CS 251: Lab #2

Lab 2: Managing Data

Project due Monday night Feb 24, 2014

The purpose of this week's lab is to develop a Data class that can read in a properly formatted csv data file.

Data Format

In order to make reading the data straightforward, we're going to use a general format for the data that simplifies the task. In general, the data should have the following properties.

Data Class

The Data class should have methods that tell it to read in a csv data file as described above and to access data (e.g. retrieve all the data for a particular column). The data will be stored in two forms.

  1. Raw form: In the raw form, each line is a list of strings (i.e. the result of reading in the line and calling split(',')). We keep the raw data in this format so that we have an accurate view of the file and so that that we can retrieve values of non-numericl columns.
  2. Matrix form: Most of the analysis and display will use only the numeric columns of the data. We store those in a numpy matrix.

In lab, we will write the methods associated with the raw data. They will all have the word raw in them. In the project, we will write the methods associated with the numeric data.


  1. Create a python file data.py and write the code for the Data class. The constructor for the Data class should have the option of taking in a filename and then reading the data from the file. The data file should be in the format described above. You may also want your constructor to be able to take in a list of lists that represents a data set, but this is optional.
  2. Create a method for reading the data from a file. The method should put the original data in string format into a list of lists, with one sublist for each data point. In addition, the method should store the headers and types read from the data file. (Note: You might want to write just part of the read method and then test it by writing the accessor methods that get at what you have so far.)

    You will likely want to use this set of fields to manage the raw data:

    • raw_headers (list of all headers)
    • raw_types (list of all types)
    • raw_data (list of lists of all data. Each row is a list of strings)
    • header2raw (dictionary mapping header string to index of column in raw data)

    Note: Once you get to the project, you will need to add fields and code to the read method in order to handle the numeric data.

    Note: You may test your Data class using testdata1.csv and testdata2.csv.

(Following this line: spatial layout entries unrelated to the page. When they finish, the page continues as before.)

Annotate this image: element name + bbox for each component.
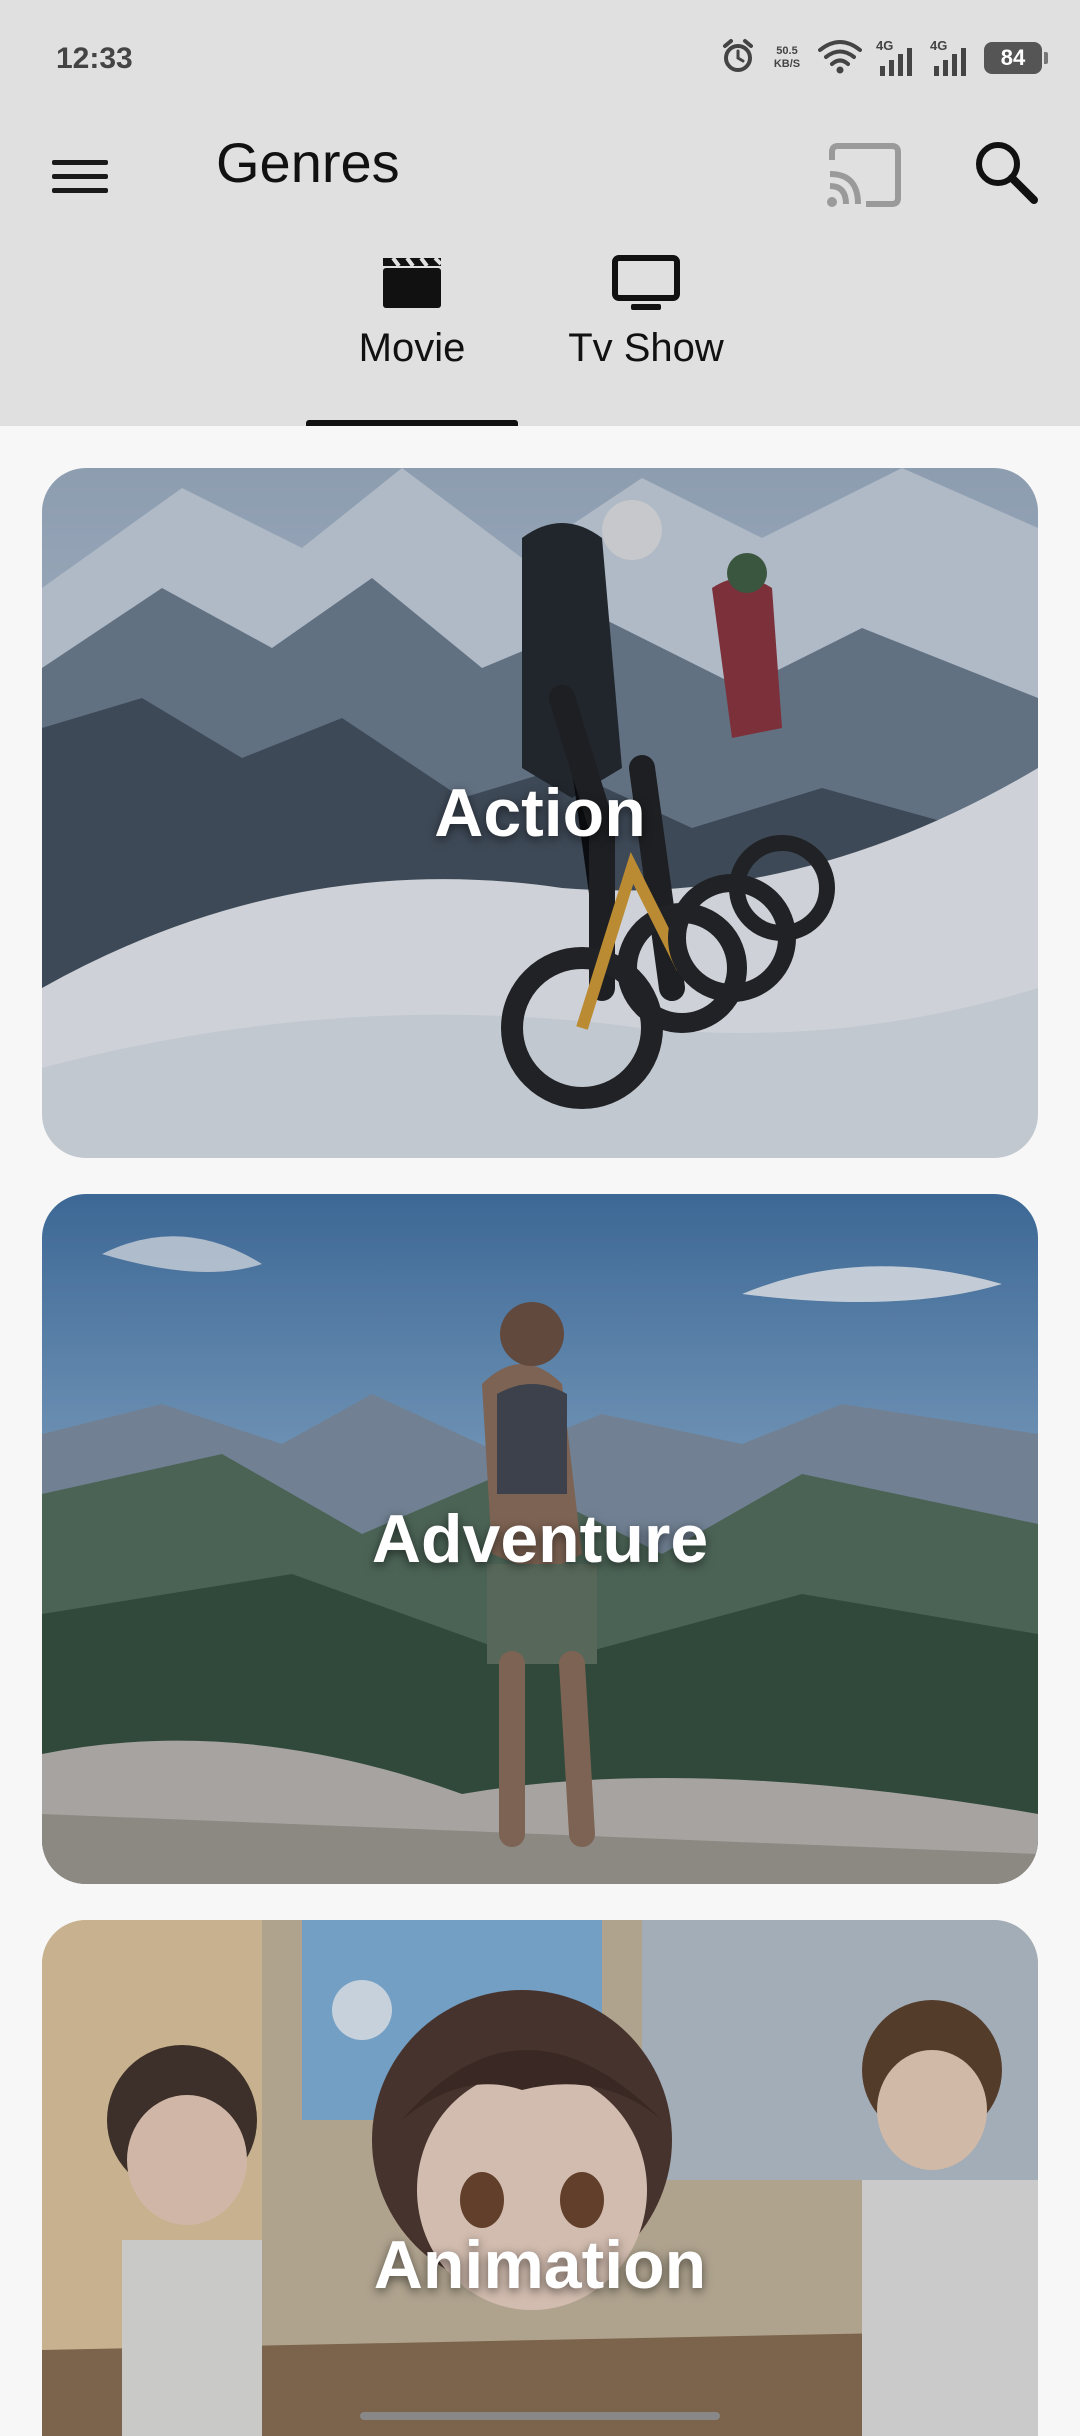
genres-screen: 12:33 50.5 KB/S 4G 4G 84 Genres Movie Tv…	[0, 0, 1080, 2436]
genre-label-action: Action	[434, 775, 646, 851]
page-title: Genres	[216, 131, 400, 194]
cast-icon[interactable]	[822, 140, 902, 212]
alarm-icon	[720, 38, 756, 79]
genre-label-animation: Animation	[373, 2227, 707, 2303]
tab-movie[interactable]: Movie	[306, 240, 518, 426]
genre-label-adventure: Adventure	[371, 1501, 709, 1577]
genre-card-adventure[interactable]: Adventure	[42, 1194, 1038, 1884]
battery-icon: 84	[984, 42, 1048, 74]
net-speed-value: 50.5	[776, 45, 798, 57]
net-speed-unit: KB/S	[773, 58, 801, 70]
net-speed: 50.5 KB/S	[770, 45, 804, 71]
menu-icon[interactable]	[52, 144, 116, 208]
tv-icon	[612, 255, 680, 310]
app-bar: Genres Movie Tv Show	[0, 110, 1080, 426]
genre-card-animation[interactable]: Animation	[42, 1920, 1038, 2436]
status-icons: 50.5 KB/S 4G 4G 84	[720, 36, 1048, 80]
tab-movie-label: Movie	[358, 326, 466, 370]
status-bar: 12:33 50.5 KB/S 4G 4G 84	[0, 0, 1080, 110]
genre-tabs: Movie Tv Show	[0, 240, 1080, 426]
tab-tv-show[interactable]: Tv Show	[540, 240, 752, 426]
wifi-icon	[818, 38, 862, 79]
status-time: 12:33	[56, 42, 133, 75]
signal-icon: 4G	[930, 38, 970, 78]
movie-clapper-icon	[383, 256, 443, 308]
card-overlay	[42, 1920, 1038, 2436]
tab-tv-show-label: Tv Show	[568, 326, 724, 370]
tab-indicator	[306, 420, 518, 426]
genre-card-action[interactable]: Action	[42, 468, 1038, 1158]
search-icon[interactable]	[970, 136, 1042, 208]
signal-icon: 4G	[876, 38, 916, 78]
home-indicator[interactable]	[360, 2412, 720, 2420]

  3. Write at least these helpful accessor methods. Note that to extract specific columns from a Data object, you will use the column's header (as apposed to an index).
    • get_raw_headers: returns a list of all of the headers.
    • get_raw_types: returns a list of all of the types.
    • get_raw_num_columns: returns the number of columns in the raw data set
    • get_raw_num_rows: returns the number of rows in the data set
    • get_raw_row: returns a row of data (the type is list) (Note: since there will be the same number of rows in the raw and numerica data, Stephanie is writing just one method and isn't added the name raw to this one. You can do something different if you want.)
    • get_raw_value: takes a row index (an int) and column header (a string) and returns the raw data at that location. (The return type will be a string)
  4. You may test your methods with lab2_test1.py if you would like to.
  5. Create a method that nicely prints out the data to the command line.

When you are done with the lab exercises, you may start on the rest of the project.